Felix Bloch at Stanford University and Edward Purcell at Harvard University proved that certain nuclei behave like miniature magnets. They possessed north and south poles when placed in a magnetic field (Bloch et al. 1946, Purcell et al. 1946). They showed that the magnetic moments could be torqued by an externally applied radio frequency pulse that pushed the magnetic field moments to a higher level. When the externally applied radio frequency pulse was stopped, the magnetic moments returned to their original position and energy state, and emitted the “lost” energy as a MR signal characteristic of that proton. They received the 1952 Nobel Prize for this discovery.
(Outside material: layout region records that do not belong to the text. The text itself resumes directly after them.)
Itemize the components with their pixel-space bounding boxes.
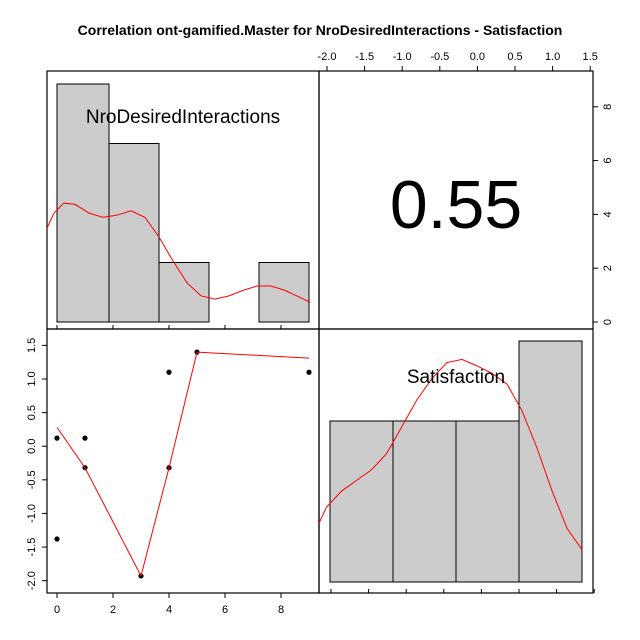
- right-tick-label: 8: [602, 104, 614, 110]
- density-curve: [46, 202, 311, 303]
- smooth-line: [56, 351, 310, 578]
- scatter-point: [82, 435, 88, 441]
- panel-bottom-right: [318, 328, 594, 594]
- x-tick-label: 8: [278, 604, 284, 616]
- panel-bottom-left: [46, 328, 320, 594]
- x-tick-label: 0: [54, 604, 60, 616]
- right-tick-label: 2: [602, 265, 614, 271]
- hist-bar: [455, 420, 520, 583]
- variable-label-satisfaction: Satisfaction: [407, 367, 505, 388]
- y-tick-label: 1.5: [26, 338, 38, 353]
- density-curve: [318, 358, 583, 551]
- y-tick-label: -1.5: [26, 538, 38, 557]
- top-tick-label: 0.5: [507, 51, 522, 63]
- y-tick-label: -2.0: [26, 571, 38, 590]
- scatter-point: [306, 369, 312, 375]
- top-tick-label: -2.0: [318, 51, 337, 63]
- right-tick-label: 6: [602, 158, 614, 164]
- top-tick-label: 0.0: [470, 51, 485, 63]
- right-tick-label: 4: [602, 211, 614, 217]
- x-tick-label: 6: [222, 604, 228, 616]
- variable-label-nrodesiredinteractions: NroDesiredInteractions: [86, 107, 280, 128]
- scatter-point: [54, 536, 60, 542]
- top-tick-label: -1.5: [355, 51, 374, 63]
- scatter-point: [54, 435, 60, 441]
- scatter-point: [166, 369, 172, 375]
- chart-title: Correlation ont-gamified.Master for NroD…: [78, 22, 563, 38]
- y-tick-label: 1.0: [26, 371, 38, 386]
- x-tick-label: 2: [110, 604, 116, 616]
- top-tick-label: -0.5: [430, 51, 449, 63]
- y-tick-label: -0.5: [26, 470, 38, 489]
- hist-bar: [158, 262, 210, 323]
- hist-bar: [392, 420, 457, 583]
- top-tick-label: -1.0: [393, 51, 412, 63]
- hist-bar: [258, 262, 310, 323]
- y-tick-label: -1.0: [26, 504, 38, 523]
- y-tick-label: 0.5: [26, 405, 38, 420]
- y-tick-label: 0.0: [26, 439, 38, 454]
- hist-bar: [518, 340, 583, 583]
- right-tick-label: 0: [602, 319, 614, 325]
- x-tick-label: 4: [166, 604, 172, 616]
- hist-bar: [329, 420, 394, 583]
- correlation-value: 0.55: [390, 167, 522, 243]
- top-tick-label: 1.5: [583, 51, 598, 63]
- hist-bar: [108, 143, 160, 323]
- top-tick-label: 1.0: [545, 51, 560, 63]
Three major components make part of the MRI facility: (i) the gantry, which houses the patient in a bore of a huge magnet containing the radio frequency coils; (ii) the operating console, where scanning procedures are controlled; and (iii) the computer system, which provides data acquisition, processing and storage, and display functions. The raw MR data signals from the patient are computers encoded into an image through an electronic network connecting the three components (Tasaki and Westesson 1993).
Currently, MRI technology has been used more to diagnose temporomandibular joint disorders (TMD) than any other major application for diagnosis and treatment plan in orthodontics (Figure 13.8a,b,c,d). Furthermore, some reports have shown that metallic braces do not interfere with some types of MRI exams (Miao et al. 2020), indicating that metallic braces do not need to be removed while conducting these exams for orthodontic purposes or otherwise.
13.4.1 Surface Imaging
18.104.22.168 Digital Photography
In 2002, an article published by Palomo et al., described the experience to switch the department of orthodontics at Case Western Reserve, in Cleveland, OH from a film base to digital photography (Palomo et al. 2004). The authors defined the advantages of digital photography over film systems, including rapid image production, easy and quick deletion of imperfect images, no need for film and its associated expenses, decreased cost for enlargement, ease of editing and image storage, improved communication, and effortless placement in presentations or publications (Palomo et al. 2004). Thus, digital photos became suited for immediate data transmission, for instance, to a lab, to a colleague, or even to the patients themselves (Bengel 2000). Since that time, digital photography has become the standard for the specialty and for dentistry in general.